Peaceful protestors standing up for freedom are being patriotic. Conscientious footballers campaigning against children going hungry are being patriotic. Backbench members of parliament trying to prevent an epidemic of mental illness and suicide are being patriotic. Buying a flag from Amazon and flying it in your living room is the cheapest, tawdriest, most transparent imitation of patriotism, truly the last refuge of a scoundrel. The union flag has never been a symbol of patriotism to ordinary British people, and the person who is continually waving it is subject to the same type of suspicion as the man who is always talking about being a gentleman. Modesty, irony, and self-deprecating humour are all elements of English sensibility, which regards jingoism and nationalism as evidence of poor taste.
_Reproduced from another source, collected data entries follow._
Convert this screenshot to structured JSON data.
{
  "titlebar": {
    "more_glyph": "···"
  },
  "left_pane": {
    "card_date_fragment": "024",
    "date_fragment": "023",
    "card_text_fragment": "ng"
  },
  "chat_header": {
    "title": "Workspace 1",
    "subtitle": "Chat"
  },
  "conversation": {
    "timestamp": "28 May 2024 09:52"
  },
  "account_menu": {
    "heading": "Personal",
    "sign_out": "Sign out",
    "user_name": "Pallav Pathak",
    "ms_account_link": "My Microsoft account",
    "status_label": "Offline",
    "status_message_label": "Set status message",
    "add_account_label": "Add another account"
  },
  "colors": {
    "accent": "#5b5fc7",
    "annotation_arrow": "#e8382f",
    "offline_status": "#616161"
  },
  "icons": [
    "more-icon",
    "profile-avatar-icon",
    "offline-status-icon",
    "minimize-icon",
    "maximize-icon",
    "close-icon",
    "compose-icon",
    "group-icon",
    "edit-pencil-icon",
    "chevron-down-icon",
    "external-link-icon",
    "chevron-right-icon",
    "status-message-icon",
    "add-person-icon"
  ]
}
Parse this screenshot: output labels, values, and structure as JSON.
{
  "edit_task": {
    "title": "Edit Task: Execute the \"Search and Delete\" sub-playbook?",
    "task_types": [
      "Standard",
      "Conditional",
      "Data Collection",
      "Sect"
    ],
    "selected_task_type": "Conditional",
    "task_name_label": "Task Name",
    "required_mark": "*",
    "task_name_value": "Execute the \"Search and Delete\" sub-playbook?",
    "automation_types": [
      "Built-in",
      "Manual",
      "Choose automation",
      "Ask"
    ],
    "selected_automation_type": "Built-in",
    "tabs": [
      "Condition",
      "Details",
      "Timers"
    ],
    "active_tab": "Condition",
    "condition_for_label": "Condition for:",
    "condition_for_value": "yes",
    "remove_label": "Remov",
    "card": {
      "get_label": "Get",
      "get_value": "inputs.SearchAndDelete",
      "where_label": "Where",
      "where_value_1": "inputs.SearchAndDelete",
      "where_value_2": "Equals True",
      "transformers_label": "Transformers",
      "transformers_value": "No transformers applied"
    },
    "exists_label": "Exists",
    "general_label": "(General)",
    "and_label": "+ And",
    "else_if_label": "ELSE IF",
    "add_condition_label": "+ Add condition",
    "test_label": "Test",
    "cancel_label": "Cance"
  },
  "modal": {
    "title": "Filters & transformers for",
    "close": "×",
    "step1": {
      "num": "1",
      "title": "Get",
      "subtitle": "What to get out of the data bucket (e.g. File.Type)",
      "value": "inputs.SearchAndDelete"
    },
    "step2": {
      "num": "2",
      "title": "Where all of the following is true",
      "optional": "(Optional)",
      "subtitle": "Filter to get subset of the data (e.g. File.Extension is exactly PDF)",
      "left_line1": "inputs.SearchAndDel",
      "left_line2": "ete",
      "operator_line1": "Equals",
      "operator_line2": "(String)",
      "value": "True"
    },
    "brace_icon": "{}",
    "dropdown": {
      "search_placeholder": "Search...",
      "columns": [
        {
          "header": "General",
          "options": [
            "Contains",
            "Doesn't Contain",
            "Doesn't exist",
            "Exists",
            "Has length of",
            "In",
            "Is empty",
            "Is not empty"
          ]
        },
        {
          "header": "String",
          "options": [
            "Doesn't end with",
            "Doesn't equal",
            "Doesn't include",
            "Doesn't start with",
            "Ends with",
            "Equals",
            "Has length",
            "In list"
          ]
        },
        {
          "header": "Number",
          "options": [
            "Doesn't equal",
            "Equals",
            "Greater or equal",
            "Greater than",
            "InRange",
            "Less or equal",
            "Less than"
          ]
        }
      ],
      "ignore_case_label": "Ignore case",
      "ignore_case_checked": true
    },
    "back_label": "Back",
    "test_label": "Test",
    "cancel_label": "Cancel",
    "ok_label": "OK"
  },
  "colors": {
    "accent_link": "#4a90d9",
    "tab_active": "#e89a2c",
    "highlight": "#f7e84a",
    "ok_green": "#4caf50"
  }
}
If you were to define an English sensibility of which one might be proud, I think love of freedom, minding one’s own business, and a modest, ironic outlook on life would be a good start. One more element must surely be a healthy suspicion, scepticism, and even dislike of politicians, bureaucracy, officialdom, and grandiose projects of social engineering. This is a quality which flourished particularly in the eighteenth-century, best shown, perhaps, by the ferocious political cartoons of the period. The same era that launched the careers of John Wilkes and William Pitt, gave rise to both the most fervent cultural expressions of English patriotism (“Rule, Britannia!”) and the most enlightened criticism of meddlesome politicians.
Modern politicians, of course, escape the implications of history by the simple means of knowing nothing about it. The current cabinet offers conclusive proof that it is possible to pass through some very estimable educational institutions and emerge with the delicate flower of one’s ignorance perfectly intact. This has been true for a good many years, of course. David Cameron was once asked on American television if he knew who wrote “Rule, Britannia!” perhaps the most characteristic eighteenth-century expression of patriotic sentiment, and replied that he thought it was Elgar.
The ignorance of politicians allows them to function as a constant source of bad ideas. One of these bad ideas is lockdown, which went against years of careful scientific planning and advice, to plunge the country into chaos and ruin. Another is racism. The woman who told David Lammy that a Black person cannot be English has been widely ridiculed and condemned, but where did she pick up this curious idea? Perhaps it came from her census form. The 2021 census allows one to choose from five categories and eighteen subcategories of ethnic groups, which are also listed on the government website. In this system, “English” is a subset of “White” but not of any other ethnic group. When the British government explicitly states in its official documents that Black people cannot be English, it seems like something of a distraction to vent one’s ire on a single old lady calling in to a radio show.